Initialement prévus en un seul tome, les meilleurs mangas de Junji Itō comptent désormais une suite. Le maître de l’horreur à la japonaise revient nous hanter avec ses récits empreints d’angoisse poisseuse. Si ce tome 2 paraît moins spectaculaire, il s’inscrit dans une forme d’horreur qui se décline sur un mode plus psychologique.
A mi-chemin entre l’adolescence et l’âge adulte, les personnages du mangaka ne subissent plus un mal venu d’ailleurs mais sont souvent traversés par leurs propres démons. Ainsi, dans La sadique, une adolescente exploite le fort sentiment d’isolement d’un petit garçon qui ne trouve pas d’ami avec qui jouer au parc, devant son nouveau logement. Celle-ci le manipule en lui imposant des jeux pervers, sous peine de ne plus l’accompagner au parc. Des jeux qu’il ne sait pas refuser, par peur de la solitude.
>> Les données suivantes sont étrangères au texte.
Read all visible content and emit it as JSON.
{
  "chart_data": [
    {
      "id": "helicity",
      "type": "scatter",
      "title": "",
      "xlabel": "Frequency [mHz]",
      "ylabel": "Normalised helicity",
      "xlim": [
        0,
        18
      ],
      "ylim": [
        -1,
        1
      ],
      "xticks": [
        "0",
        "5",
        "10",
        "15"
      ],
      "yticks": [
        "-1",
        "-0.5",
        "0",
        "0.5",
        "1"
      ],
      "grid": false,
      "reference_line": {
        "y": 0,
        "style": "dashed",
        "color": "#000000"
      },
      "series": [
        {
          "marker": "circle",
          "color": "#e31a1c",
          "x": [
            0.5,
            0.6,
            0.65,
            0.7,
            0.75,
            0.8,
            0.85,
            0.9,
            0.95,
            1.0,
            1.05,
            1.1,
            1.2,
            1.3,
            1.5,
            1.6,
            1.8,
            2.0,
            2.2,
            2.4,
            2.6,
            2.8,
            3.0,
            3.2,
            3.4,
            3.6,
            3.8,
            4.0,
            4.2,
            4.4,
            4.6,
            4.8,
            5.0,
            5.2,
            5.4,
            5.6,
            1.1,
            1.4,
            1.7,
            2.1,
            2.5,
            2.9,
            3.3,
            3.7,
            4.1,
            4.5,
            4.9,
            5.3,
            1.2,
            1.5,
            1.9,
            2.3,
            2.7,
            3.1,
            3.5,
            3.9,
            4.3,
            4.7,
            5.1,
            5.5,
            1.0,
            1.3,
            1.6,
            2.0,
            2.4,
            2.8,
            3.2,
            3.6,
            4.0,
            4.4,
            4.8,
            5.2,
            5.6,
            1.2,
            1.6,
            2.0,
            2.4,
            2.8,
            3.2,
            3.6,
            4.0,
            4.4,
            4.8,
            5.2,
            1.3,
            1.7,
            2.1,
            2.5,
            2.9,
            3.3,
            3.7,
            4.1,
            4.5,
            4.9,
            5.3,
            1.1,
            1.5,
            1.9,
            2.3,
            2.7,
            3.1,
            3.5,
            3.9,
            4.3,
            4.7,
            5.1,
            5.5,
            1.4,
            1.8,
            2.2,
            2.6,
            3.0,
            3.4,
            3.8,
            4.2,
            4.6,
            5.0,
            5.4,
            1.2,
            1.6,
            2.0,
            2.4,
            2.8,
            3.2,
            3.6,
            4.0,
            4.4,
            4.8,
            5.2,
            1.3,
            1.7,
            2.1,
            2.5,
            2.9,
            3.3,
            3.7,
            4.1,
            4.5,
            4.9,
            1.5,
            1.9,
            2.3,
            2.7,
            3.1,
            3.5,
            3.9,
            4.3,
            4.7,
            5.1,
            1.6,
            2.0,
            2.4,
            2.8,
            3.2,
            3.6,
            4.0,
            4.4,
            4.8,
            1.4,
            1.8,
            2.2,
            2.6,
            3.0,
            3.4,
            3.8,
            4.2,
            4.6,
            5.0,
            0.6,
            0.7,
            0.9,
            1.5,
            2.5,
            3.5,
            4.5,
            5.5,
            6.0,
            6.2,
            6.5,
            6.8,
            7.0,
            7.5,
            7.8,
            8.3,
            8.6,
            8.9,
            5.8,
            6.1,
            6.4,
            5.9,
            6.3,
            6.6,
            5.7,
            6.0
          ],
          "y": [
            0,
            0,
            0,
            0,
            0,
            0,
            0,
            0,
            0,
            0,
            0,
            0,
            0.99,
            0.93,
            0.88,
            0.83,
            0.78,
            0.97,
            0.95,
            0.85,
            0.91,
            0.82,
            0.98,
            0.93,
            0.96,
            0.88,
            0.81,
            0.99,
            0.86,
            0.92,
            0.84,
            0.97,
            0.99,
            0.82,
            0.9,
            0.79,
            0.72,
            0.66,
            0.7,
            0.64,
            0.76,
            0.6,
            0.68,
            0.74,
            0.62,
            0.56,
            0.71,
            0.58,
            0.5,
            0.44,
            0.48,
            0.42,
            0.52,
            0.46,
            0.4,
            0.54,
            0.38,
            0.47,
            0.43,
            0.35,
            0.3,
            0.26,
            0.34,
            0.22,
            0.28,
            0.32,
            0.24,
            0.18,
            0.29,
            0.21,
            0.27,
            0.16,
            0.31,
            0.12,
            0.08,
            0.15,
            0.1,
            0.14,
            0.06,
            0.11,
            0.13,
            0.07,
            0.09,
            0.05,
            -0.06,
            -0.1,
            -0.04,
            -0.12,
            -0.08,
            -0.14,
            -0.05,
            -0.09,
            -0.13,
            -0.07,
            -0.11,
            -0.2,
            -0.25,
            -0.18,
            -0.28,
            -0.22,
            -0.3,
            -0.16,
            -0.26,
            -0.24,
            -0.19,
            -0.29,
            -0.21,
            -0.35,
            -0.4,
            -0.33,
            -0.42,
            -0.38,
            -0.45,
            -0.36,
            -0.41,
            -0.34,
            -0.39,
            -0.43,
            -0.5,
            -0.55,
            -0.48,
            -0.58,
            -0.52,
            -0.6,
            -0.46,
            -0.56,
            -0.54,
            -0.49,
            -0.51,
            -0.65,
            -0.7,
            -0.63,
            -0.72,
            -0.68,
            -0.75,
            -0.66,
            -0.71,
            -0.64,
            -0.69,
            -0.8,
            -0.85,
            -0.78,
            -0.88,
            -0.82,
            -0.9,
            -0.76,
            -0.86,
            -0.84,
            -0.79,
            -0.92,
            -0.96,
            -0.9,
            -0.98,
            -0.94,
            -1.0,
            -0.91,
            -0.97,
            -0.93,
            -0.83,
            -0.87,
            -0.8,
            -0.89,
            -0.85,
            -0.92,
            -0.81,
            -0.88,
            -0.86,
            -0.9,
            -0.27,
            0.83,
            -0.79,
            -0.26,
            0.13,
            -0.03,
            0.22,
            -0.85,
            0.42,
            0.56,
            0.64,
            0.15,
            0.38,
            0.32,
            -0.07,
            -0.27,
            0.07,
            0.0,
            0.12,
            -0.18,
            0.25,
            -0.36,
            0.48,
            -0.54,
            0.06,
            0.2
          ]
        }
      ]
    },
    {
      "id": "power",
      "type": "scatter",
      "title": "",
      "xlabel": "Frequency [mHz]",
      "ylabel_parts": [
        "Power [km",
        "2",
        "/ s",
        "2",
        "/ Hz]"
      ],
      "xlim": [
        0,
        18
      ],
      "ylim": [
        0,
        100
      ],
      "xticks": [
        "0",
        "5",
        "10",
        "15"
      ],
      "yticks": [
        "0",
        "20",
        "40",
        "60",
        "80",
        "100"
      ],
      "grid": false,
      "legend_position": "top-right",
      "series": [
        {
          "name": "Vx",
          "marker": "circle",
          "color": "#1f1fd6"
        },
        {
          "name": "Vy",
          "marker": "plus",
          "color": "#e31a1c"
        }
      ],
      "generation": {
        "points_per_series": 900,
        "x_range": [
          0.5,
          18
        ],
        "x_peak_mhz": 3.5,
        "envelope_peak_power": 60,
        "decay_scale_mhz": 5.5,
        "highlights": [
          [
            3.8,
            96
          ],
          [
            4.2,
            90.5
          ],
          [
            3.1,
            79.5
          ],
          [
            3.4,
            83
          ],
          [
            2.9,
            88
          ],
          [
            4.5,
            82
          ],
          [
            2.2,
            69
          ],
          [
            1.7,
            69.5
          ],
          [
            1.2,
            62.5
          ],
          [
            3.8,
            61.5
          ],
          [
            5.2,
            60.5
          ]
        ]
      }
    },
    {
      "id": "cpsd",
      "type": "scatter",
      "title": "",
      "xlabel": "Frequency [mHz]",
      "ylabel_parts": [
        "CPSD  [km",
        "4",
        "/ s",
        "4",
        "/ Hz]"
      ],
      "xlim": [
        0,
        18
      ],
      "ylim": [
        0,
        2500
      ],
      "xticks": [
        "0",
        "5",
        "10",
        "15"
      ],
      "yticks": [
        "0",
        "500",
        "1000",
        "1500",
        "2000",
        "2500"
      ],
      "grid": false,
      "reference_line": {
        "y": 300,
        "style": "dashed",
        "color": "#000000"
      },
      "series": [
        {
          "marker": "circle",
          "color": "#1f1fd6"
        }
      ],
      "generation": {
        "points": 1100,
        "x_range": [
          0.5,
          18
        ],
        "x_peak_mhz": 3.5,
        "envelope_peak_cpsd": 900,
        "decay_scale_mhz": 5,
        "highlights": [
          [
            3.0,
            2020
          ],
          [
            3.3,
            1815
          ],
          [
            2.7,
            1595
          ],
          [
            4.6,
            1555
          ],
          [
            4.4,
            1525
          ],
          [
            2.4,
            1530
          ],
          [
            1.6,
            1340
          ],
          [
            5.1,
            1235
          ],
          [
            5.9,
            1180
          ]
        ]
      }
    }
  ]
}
Dans La ville funéraire, un couple en voiture tue accidentellement une femme sur la route et décide de fuir sans avertir la police. C’est alors qu’ils découvrent une ville jonchée de stèles funéraires dressées à l’endroit même des décès des personnes. Mais le fait d’avoir touché la victime au moment où elle rendait son dernier soupir va altérer son repos éternel et perturber le couple. Ici, comme dans d’autres récits de cette anthologie, la culpabilité va faire son œuvre.
A l’instar de Les cous hallucinés, une histoire dans laquelle Oshikiri voit son meilleur ami Nakajima grandir de vingt centimètres en une année et attirer les plus belles filles du lycée. Parce qu’il estime que Nakajima est devenu condescendant à son égard, et par pure jalousie, Oshikiri le tue et l’enterre. Mais quand le jeune homme revient sur les lieux de son crime pour s’assurer de la réalité de la mort de Nakajima, un phénomène inattendu va le submerger. Cette fois encore, la culpabilité sera au cœur du récit.
Dans ce tome 2, il est beaucoup question du rapport au corps, à la beauté, à la mort et au deuil mais aussi aux normes sociales. Comme à son habitude, Junji Itō reste neutre dans sa narration, sans porter de jugement sur ses personnages et leurs comportements. Et pour l’essentiel, il laisse volontairement un espace aux lecteurs qui sont confrontés à des contes macabres ouverts à l’interprétation. Cette liberté d’analyse associée à sa maîtrise scénaristique et à l’instauration insidieuse d’un sentiment de malaise font la force de cette suite anthologique.